I have the following very simple program.
int modify(char * v){
v = "123" ;
return 0;
}
int main (int argc, char** argv){
char *test = new char[10];
modify(test);
std::cout << test;
return 0;
}
I know I can just print out "123", but I deliberately wrote it that way to learn about how pointers work. However, "123" is not printed. How should I correctly pass the pointer?
You have to remember that in C++ arguments are by default passed by value, meaning that in the function you have copies., and modifying a copy will not change the original.
If you want to change the pointer to point to something else you need to pass it by reference. However, in this case it will cause other problems, as you then loose the original pointer.
So the solution is to either use std::string passed by reference, or by using strcpy top copy into the destination memory area (but if you use strcpy you have to take care to not write beyond the allocated memory).
There are several problems with your code.
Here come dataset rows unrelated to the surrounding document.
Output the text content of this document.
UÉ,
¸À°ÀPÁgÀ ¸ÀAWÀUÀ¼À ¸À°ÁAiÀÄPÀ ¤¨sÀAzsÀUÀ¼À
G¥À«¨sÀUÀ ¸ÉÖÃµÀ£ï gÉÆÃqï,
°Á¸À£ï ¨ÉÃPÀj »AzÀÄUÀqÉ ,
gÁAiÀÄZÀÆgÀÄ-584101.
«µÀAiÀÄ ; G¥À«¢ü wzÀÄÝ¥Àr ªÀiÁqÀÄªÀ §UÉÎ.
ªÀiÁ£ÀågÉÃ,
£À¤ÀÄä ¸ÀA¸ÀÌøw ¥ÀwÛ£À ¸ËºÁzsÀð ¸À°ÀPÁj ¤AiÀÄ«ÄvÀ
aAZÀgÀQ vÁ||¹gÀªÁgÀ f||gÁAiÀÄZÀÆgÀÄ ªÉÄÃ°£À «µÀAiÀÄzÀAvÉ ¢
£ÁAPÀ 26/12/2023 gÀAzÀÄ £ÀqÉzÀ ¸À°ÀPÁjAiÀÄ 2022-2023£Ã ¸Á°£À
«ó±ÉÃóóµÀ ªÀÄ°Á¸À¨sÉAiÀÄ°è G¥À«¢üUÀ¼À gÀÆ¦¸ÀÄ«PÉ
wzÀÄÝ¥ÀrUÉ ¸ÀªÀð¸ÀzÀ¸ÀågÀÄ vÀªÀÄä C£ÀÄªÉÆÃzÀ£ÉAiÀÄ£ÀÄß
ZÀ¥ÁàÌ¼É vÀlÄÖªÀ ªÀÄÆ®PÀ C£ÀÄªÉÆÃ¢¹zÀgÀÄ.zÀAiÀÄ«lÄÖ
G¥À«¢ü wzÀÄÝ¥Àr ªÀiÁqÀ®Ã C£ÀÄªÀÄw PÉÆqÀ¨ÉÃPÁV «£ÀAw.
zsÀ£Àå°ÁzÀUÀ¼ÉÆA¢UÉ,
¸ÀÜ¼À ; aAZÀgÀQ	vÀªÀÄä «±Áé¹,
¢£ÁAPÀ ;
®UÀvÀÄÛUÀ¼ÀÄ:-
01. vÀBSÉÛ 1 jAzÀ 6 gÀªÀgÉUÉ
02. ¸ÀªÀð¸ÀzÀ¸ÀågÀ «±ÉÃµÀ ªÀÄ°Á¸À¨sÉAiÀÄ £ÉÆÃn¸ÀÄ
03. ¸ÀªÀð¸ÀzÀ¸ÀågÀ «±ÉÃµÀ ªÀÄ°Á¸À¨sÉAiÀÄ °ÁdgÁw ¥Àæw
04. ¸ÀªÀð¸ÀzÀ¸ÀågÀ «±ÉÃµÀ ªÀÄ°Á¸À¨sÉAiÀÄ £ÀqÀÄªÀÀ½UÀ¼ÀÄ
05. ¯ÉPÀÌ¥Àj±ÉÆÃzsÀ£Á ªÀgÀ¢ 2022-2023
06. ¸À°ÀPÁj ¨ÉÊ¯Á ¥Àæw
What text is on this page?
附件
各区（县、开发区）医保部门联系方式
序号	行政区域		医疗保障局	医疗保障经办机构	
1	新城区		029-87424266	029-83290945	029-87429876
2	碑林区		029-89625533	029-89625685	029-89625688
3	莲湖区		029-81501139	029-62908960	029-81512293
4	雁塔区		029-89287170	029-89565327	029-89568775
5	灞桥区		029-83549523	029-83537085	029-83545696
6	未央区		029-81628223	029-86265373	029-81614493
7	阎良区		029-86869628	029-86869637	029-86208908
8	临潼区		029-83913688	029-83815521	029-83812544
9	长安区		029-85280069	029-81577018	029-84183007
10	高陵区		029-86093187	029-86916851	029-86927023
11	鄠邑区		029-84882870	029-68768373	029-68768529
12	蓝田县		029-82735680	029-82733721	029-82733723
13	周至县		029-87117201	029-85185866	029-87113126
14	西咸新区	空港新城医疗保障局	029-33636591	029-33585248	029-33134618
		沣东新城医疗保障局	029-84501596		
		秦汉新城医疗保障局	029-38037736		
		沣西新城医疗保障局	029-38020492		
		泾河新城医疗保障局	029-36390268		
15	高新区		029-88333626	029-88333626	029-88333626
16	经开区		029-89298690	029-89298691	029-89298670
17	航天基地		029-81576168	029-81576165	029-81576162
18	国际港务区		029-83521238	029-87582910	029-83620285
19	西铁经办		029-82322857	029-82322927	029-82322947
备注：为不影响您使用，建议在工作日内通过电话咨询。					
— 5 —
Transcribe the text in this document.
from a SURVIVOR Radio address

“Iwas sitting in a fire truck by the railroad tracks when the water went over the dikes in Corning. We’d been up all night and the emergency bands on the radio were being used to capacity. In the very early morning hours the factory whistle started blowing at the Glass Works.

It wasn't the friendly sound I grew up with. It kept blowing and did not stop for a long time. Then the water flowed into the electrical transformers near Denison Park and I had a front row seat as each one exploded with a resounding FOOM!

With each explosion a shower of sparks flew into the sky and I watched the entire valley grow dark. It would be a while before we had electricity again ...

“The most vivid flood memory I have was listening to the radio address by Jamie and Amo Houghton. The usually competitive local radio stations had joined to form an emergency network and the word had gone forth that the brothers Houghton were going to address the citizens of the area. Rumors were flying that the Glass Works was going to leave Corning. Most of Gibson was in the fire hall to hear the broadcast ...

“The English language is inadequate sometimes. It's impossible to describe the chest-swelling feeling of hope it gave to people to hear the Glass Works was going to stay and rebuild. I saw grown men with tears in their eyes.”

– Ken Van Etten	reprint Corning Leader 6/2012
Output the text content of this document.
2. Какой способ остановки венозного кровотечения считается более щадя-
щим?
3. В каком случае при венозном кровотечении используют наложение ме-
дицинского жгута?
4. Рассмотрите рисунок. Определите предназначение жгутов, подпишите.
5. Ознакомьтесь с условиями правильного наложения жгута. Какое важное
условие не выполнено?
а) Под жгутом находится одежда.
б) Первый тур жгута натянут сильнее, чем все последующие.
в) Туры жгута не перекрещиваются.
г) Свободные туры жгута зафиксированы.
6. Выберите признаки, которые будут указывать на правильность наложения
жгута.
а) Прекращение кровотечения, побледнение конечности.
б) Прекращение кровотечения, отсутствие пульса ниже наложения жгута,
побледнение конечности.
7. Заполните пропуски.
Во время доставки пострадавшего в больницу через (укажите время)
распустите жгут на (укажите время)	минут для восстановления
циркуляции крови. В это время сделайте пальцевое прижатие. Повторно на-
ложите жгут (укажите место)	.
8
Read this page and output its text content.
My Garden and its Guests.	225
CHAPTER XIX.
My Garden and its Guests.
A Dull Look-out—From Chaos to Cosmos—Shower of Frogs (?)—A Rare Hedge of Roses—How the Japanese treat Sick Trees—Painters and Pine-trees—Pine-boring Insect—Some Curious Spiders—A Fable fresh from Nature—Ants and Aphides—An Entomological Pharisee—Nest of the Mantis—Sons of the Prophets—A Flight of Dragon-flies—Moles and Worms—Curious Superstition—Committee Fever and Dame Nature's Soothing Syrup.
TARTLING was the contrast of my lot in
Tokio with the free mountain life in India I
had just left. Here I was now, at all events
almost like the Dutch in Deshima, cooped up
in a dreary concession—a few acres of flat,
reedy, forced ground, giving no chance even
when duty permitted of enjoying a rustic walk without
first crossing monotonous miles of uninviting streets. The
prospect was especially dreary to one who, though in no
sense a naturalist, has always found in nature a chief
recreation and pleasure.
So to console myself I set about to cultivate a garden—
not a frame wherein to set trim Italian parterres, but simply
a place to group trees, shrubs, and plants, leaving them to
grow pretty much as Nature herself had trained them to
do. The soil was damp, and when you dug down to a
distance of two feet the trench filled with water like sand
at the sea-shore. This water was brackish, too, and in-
Your modify() function actually changes nothing:
int modify(char * v) {
v = "123"; // overwrites the parameter value copy on the stack
// with a char[] literal pointer
return 0;
}
You need to copy from the literal to the pointer:
int modify(char* v) {
strcpy(v,"123");
return 0;
}
You do not free the allocated memory, which may lead to memory leaks in other situations
int main (int argc, char** argv){
char *test = new char[10];
modify(test);
std::cout << test;
delete [] char; // <<< Note
return 0;
}
As Joachim Pileborg already mentioned the most approriate solution for c++ would be to use a std::string instead of char*.